Thermal energetics and behaviour of a small, insectivorous marsupial in response to the interacting risks of starvation and predation.

Central to understanding animal ecology is how prey cope with the interacting risks of starvation and predation. This trade-off is modulated by the energy requirements of prey, yet relatively few studies have incorporated physiological mechanisms for energy savings when considering the behavioural response of prey to predation risk. In our study, we aimed to determine individual variation in behaviour, resting metabolism, body temperature and response to 24-h starvation within a captive population of fat-tailed dunnarts (Sminthopsis crassicaudata; 15-g insectivorous marsupials), and then, using semi-outdoor enclosures, test whether foraging effort and thermal energetics are adjusted in response to manipulation of ground cover, which for small mammals can simulate predation risk. We found that, under the low cover (high predation risk) treatment, dunnarts consumed less food and employed a greater daily reduction in body temperature between their active and rest phase.

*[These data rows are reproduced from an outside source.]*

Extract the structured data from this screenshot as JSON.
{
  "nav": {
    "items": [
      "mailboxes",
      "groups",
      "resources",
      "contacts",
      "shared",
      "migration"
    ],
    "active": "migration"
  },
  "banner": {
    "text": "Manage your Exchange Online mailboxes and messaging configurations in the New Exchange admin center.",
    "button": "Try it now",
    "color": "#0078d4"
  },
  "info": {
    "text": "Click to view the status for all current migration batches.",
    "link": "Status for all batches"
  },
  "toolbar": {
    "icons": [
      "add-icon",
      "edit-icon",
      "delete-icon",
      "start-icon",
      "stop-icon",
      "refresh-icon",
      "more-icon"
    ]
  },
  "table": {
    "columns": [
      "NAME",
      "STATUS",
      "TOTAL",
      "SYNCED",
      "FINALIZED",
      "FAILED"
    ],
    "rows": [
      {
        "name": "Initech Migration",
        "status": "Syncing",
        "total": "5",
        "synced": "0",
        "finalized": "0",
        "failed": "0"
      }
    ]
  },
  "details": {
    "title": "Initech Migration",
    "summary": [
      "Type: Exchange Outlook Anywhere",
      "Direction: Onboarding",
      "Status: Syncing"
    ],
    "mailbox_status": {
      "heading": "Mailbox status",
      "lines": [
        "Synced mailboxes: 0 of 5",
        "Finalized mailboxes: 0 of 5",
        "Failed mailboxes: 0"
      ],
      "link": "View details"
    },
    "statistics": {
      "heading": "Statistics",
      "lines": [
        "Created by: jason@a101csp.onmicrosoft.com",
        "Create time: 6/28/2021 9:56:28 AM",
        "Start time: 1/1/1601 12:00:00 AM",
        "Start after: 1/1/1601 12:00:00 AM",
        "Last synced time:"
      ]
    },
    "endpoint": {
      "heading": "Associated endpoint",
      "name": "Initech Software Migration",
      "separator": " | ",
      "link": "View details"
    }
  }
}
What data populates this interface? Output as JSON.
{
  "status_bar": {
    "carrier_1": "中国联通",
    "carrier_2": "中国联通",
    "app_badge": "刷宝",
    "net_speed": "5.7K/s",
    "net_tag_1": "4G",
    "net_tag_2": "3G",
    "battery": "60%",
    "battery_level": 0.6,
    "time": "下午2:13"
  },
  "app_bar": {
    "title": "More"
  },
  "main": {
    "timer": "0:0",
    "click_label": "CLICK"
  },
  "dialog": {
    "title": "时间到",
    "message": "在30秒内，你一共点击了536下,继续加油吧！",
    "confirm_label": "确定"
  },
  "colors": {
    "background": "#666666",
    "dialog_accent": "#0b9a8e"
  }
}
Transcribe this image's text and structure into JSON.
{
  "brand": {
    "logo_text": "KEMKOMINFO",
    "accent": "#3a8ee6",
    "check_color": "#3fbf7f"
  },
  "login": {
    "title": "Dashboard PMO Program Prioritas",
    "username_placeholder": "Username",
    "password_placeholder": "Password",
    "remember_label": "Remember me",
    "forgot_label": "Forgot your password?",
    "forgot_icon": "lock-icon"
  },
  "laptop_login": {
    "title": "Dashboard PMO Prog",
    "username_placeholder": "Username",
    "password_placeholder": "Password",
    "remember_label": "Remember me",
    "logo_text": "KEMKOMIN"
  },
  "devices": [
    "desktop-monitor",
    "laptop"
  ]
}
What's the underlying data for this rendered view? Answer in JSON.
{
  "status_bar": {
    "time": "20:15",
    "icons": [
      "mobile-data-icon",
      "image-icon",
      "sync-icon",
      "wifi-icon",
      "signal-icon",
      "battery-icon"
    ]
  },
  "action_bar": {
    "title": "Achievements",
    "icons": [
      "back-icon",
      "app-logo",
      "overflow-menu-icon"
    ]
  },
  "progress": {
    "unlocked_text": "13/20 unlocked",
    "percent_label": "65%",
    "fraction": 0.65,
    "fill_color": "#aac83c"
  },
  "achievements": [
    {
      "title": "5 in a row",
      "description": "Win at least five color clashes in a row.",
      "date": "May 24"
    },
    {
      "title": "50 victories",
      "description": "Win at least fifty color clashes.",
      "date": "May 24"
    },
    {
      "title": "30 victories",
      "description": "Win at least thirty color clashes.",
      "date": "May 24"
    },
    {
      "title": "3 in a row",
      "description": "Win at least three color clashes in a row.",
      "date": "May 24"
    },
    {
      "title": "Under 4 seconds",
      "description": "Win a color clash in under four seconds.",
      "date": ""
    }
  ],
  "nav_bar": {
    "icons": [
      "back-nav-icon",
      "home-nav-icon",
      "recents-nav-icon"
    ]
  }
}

This result supports the hypothesis that rest-phase thermoregulatory energy savings are employed, even when food is available, if predation risk is perceived to increase the cost of foraging. Individuals exhibited correlated variation along two orthogonal axes incorporating the measured behavioural and metabolic variables, but these differences were not correlated with responses to starvation and predation risk. Our experiment demonstrates that flexibility in daily energy requirements provided by heterothermy can have important consequences for how small mammals respond to both starvation and predation risks. Such challenges are amplified in degraded habitat with introduced predators, making the capacity for heterothermy an even more important mechanism for survival.